- Born: 1952 (age 73–74)

World Series of Poker
- Bracelet: 1
- Final tables: 8
- Money finishes: 55
- Highest WSOP Main Event finish: none

World Poker Tour
- Title: None
- Final table: 1
- Money finishes: 2

European Poker Tour
- Title: None
- Final tables: 2
- Money finishes: 9

= Konstantin Puchkov =

Russian poker player (born 1952)

Konstantin Puchkov (born 1952) is a Russian poker player, horse trainer and horse breeder from Moscow. He was the fourth Russian-born player to earn a World Series of Poker bracelet. He is best known for having earned a WSOP bracelet in his first World Series of Poker in the money finish (2010 World Series of Poker Event #31: H.O.R.S.E., $1,500 buy-in) and setting the record for most in the money finishes at one series during the 2012 World Series of Poker (11).

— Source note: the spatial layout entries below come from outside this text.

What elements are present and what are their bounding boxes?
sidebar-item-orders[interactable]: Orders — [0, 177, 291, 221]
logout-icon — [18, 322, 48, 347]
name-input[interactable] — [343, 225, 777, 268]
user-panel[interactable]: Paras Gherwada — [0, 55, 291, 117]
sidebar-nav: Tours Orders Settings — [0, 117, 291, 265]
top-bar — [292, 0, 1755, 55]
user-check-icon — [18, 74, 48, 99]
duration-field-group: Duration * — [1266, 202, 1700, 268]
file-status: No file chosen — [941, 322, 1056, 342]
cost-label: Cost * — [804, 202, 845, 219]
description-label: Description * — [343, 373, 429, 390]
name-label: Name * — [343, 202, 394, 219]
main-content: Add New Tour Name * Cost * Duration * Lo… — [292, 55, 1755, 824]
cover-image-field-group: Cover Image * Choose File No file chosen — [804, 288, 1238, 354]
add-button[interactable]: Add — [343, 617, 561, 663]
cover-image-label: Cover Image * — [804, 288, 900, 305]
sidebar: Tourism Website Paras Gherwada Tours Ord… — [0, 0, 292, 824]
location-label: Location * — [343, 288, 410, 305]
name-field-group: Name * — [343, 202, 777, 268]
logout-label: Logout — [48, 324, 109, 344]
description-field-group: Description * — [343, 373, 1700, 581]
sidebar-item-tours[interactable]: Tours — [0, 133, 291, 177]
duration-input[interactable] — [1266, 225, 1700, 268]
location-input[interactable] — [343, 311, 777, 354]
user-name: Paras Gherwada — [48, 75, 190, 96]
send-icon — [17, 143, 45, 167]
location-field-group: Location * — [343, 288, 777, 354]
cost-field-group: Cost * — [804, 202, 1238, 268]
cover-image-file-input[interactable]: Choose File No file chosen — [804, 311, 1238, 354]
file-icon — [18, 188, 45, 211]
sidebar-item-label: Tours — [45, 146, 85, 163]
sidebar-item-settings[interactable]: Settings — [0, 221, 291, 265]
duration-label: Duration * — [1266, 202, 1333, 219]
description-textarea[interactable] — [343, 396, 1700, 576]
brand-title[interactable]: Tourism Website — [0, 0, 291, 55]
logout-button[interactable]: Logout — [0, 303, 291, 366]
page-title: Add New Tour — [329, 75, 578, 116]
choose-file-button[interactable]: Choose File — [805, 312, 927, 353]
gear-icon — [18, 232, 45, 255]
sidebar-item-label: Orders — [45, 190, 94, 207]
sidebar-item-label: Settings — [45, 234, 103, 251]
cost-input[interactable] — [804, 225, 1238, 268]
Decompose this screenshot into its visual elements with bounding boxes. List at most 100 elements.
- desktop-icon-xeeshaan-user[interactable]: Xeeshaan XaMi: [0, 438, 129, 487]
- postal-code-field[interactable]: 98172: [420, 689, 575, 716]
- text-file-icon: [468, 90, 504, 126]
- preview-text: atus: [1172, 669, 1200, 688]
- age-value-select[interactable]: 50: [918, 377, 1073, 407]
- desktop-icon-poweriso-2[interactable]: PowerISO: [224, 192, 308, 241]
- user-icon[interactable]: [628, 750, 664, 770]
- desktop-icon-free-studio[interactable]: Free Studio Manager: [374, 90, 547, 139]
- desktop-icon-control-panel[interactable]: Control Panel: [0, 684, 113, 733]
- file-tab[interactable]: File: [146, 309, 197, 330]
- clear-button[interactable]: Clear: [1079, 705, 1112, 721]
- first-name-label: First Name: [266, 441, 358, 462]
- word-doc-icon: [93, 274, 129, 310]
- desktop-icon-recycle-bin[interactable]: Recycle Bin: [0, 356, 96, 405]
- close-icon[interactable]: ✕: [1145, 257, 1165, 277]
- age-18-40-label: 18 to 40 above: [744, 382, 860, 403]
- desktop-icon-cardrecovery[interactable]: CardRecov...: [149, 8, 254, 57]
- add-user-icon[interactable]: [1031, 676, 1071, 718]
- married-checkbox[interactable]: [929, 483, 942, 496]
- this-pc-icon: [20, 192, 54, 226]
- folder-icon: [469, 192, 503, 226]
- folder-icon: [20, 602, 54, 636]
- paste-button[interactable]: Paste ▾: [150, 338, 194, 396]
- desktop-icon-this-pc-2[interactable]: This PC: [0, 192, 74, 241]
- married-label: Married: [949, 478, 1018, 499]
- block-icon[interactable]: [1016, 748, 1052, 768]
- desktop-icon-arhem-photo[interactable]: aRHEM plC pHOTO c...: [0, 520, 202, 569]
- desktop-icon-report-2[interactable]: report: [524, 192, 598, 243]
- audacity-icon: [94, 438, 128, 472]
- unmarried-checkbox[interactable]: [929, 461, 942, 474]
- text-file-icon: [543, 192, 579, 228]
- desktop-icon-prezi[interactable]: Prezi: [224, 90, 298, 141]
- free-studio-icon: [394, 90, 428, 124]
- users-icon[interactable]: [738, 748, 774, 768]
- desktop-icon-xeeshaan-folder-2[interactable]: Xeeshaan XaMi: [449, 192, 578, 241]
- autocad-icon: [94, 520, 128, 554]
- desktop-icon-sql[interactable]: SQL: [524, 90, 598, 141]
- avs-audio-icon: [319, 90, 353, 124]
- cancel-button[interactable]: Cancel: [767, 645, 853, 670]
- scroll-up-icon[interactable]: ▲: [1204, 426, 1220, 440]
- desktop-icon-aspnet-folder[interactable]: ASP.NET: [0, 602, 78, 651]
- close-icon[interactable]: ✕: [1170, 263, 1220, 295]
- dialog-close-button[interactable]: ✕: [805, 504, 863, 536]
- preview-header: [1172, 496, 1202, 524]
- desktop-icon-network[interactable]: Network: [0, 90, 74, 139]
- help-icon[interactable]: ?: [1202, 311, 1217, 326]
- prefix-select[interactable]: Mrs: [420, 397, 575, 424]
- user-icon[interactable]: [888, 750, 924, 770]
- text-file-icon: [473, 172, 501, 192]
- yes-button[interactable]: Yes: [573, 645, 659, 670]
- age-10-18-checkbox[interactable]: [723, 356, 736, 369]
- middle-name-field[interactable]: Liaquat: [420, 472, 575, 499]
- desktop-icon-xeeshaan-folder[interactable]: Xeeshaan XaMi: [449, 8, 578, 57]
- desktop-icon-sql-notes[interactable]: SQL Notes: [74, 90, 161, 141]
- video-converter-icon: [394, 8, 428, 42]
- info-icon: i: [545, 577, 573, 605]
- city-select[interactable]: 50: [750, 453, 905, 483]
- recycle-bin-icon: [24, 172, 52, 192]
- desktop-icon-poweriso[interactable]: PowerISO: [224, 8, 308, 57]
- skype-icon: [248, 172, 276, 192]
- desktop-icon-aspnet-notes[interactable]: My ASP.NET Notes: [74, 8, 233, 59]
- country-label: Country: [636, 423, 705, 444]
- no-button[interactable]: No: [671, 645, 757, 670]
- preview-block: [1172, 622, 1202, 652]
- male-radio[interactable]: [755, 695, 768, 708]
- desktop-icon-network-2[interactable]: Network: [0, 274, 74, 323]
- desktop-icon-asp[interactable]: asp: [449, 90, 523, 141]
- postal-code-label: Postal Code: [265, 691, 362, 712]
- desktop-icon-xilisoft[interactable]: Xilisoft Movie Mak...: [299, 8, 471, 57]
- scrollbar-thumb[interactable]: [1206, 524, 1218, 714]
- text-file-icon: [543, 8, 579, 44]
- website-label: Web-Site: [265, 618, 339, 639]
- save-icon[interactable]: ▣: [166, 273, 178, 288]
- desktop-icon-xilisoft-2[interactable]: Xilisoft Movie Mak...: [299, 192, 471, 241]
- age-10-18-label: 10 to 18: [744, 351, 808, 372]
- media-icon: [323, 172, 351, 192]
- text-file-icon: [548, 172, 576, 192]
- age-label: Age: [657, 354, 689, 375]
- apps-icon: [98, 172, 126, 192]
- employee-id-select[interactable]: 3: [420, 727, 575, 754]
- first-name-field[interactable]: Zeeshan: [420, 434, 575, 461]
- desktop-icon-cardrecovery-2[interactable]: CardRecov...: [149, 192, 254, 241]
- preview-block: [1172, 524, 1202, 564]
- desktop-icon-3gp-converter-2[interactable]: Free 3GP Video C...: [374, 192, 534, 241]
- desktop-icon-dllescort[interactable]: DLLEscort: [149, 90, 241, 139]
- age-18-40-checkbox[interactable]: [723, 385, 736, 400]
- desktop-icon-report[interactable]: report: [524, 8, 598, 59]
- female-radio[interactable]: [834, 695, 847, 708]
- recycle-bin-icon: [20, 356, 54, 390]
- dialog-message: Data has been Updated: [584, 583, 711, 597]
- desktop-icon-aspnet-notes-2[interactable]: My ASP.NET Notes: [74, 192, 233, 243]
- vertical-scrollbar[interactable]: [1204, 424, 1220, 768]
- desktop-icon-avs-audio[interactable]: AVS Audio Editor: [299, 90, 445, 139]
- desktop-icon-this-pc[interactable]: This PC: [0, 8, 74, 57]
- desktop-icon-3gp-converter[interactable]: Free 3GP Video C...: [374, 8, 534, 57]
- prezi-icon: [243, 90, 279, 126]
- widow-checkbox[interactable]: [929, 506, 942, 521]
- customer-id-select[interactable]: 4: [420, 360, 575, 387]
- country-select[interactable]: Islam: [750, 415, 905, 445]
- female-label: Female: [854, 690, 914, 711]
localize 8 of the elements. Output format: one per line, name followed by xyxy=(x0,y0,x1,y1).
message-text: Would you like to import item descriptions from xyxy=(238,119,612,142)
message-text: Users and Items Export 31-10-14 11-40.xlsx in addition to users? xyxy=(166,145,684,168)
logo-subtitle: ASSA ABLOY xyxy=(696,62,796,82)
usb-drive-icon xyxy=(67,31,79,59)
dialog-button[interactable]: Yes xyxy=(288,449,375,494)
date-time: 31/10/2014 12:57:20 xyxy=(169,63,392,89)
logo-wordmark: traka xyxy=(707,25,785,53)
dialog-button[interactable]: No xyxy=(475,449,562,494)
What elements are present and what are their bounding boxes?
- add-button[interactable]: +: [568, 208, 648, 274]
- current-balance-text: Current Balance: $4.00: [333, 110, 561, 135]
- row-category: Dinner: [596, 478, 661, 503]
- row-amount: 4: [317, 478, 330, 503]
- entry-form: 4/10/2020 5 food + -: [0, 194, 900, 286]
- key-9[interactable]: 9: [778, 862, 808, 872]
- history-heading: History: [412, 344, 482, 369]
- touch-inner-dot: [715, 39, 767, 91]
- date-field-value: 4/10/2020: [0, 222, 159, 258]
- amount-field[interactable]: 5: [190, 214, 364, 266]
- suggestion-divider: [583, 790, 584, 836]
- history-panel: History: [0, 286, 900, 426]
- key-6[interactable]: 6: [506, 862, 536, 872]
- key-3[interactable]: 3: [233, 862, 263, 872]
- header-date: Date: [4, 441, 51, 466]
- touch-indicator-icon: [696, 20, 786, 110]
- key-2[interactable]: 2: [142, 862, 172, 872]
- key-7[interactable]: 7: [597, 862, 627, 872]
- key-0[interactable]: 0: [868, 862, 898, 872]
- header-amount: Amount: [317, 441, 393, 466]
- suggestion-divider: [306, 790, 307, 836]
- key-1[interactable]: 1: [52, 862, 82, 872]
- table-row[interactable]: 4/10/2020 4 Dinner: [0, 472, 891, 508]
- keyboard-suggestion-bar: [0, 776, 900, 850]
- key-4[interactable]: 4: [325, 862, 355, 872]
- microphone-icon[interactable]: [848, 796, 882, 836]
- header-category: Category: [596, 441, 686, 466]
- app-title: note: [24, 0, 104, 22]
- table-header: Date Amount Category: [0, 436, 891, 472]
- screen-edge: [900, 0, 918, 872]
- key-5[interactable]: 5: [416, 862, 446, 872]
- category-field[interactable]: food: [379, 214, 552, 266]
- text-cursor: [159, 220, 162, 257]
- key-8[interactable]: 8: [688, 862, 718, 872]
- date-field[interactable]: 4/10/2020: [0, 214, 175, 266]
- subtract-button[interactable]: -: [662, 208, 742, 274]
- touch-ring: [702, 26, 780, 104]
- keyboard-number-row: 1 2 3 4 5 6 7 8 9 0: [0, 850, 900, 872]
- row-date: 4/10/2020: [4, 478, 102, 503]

Puchkov had gone cashless in three prior World Series of Poker Series, including 21 events in 2009 prior to winning a bracelet in his first in the money finish. He claims his 21 events without cashing is a record. He also says that at both the 2007 and 2008 World Series of Poker, he only played in the main event. He names all the horses that he breeds after poker terms. According to his World Poker Tour profile, he began playing poker exclusively in Russia, before playing internationally in 2007.

==World Series of Poker==

World Series of Poker results
| Year | Cashes | Final Tables | Bracelets |
|---|---|---|---|
| 2010 | 3 | 1 | 1 |
| 2011 | 3 |  |  |
| 2012 | 11 | 2 |  |
| 2012 E | 1 | 1 |  |
| 2013 | 6 | 2 |  |
| 2013E | 1 |  |  |
| 2014 | 5 | 1 |  |
| 2015 | 4 | 1 |  |
| 2015 E | 2 |  |  |
| 2016 | 10 |  |  |
| 2017 | 5 |  |  |
| 2018 | 4 |  |  |

===Bracelets===
On 19 June, Puchkov defeated "Sugar Bear" Al Barbieri heads up to win his first WSOP bracelet in 2010 World Series of Poker Event 31. Other final tablists in the event included Ken Lennaárd and Robert Mizrachi

World Series of Poker bracelets
| Year | Tournament | Prize (US$) |
|---|---|---|
| 2010 | $1,500 H.O.R.S.E. | $256,820 |

===2012 World Series of Poker===
At the 2012 World Series of Poker, Puchkov finished in the money 11 times in the series, which is a record. In his 11 in the money finishes, Puchkov totaled $173,382 in prize money and reached 2 final tables. His eleventh cash came while playing events 59 and 60 simultaneously. In setting the record, he surpassed fellow Russian Nikolay Evdakov. Although he began play on 6 July as the chip leader in event #60: $10,000 2-7 Lowball (No-Limit), he made his eleventh in the money finish in event 59.

Record-setting 2012 World Series of Poker
| Event # | Tournament | Prize (US$) | Place | Field |
|---|---|---|---|---|
| Event #5 | $1,500 Pot-Limit Hold'em | $2,846 | 56th | 639 |
| Event #6 | $5,000 No-Limit Hold'em Mixed Max | $14,328 | 26th | 409 |
| Event #14 | $1,500 No-Limit Hold'em Shootout (2,000 player max) | $5,295 | 56th | 1138 |
| Event #30 | $1,500 2-7 Draw Lowball (No-Limit) | $5,955 | 11th | 285 |
| Event #33 | $1,000 No-Limit Hold'em | $2,214 | 199th | 2795 |
| Event #35 | $2,500 Mixed Hold'em (Limit/No-Limit) | $6,437 | 20th | 393 |
| Event #37 | $2,500 Eight Game Mix | $41,844 | 6th | 477 |
| Event #44 | $1,000 No-Limit Hold'em | $2,123 | 214th | 2949 |
| Event #46 | $2,500 No-Limit Hold'em | $49,245 | 9th | 1607 |
| Event #50 | $5,000 No-Limit Hold'em | $43,095 | 14th | 1001 |
| Event #59 | $1,000 No-Limit Hold'em | $2,079 | 381st | 4620 |

Puchkov also made a final table at the €10,450 Mixed Max No Limit Hold'em 2012 World Series of Poker Europe Event 5.